The profit drop was due to a “decline in export sales, changes in demographics, a general contraction in the market coupled with an increase in product promotions and general changes in the product portfolio mix”, Almarai said in the bourse filing. Revenues for the period declined 0.8 per cent, it said.
Net profit for the second quarter came in 3.9 per cent below the average 687.3 million riyals estimate of analysts polled by Bloomberg.
A 3.2 per cent year-on-year decrease in gross profit was due to the higher cost of sales – primarily driven by higher alfalfa cost and an increase in labour costs. However, this was partially offset by better cost management, stable commodity costs and enhanced production efficiencies, the statement added.
Almarai said profit for its dairy and juice category slumped by 8.1 per cent year-on-year over “due to adverse market conditions” as well as a reduction in export sales and widespread discounting, especially in long-life products.
The GCC market overall remains challenging with negative consumer trends continuing throughout the course of 2018, the company said.
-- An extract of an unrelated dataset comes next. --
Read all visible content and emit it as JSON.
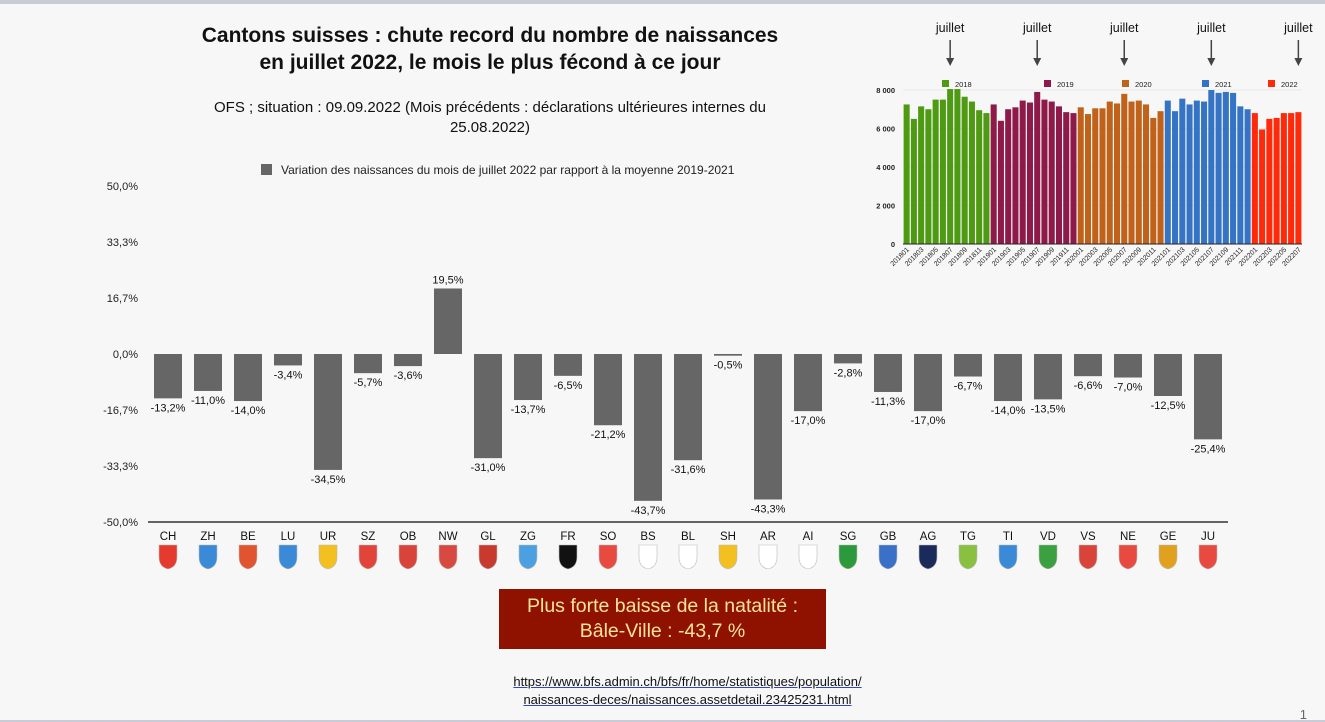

Challenges include structural economic changes driving higher costs in energy and transportation, a shift in the retail landscape leading to the closure of more than 3,000 shops, the introduction of VAT, implementation of the expatriate levy, and lower export sales combined with a general slowdown in the GCC markets.
Overall for the remaining part of the year, the company anticipates the same underlying trends to continue within core categories.
The dairy segment of the company has already slowed down on the back of lower consumer spending following VAT implementation from January, a tough macroeconomic environment and intense competition in the food and beverages sector in the kingdom.
This year, Almarai increased the price of various categories of its milk products by 5 to 9 per cent, citing higher energy, fuel, fodder and labour costs as the reason for the rise.
Last week, Saudi lender Al Rajhi Capital said the price hike could boost the dairy producer’s profitability, but it is unlikely to materially impact the stock valuations of the company.
“While we consider the dairy price hike to be positive, we don’t see a material impact on our valuation [for Almarai stocks], considering the possible decline in volumes amid higher prices,” Al Rajhi Capital said in a research note last week.
“Our calculations indicate that the price rise could improve bottom-line provided the volumes remain broadly unchanged.”
However, Al Rajhi’s report said the market share of the company will remain firm due to Almarai’s brand name.
“The discretionary income in the hands of Saudi population is expected to grow over the period as Saudisation gains momentum”, it said.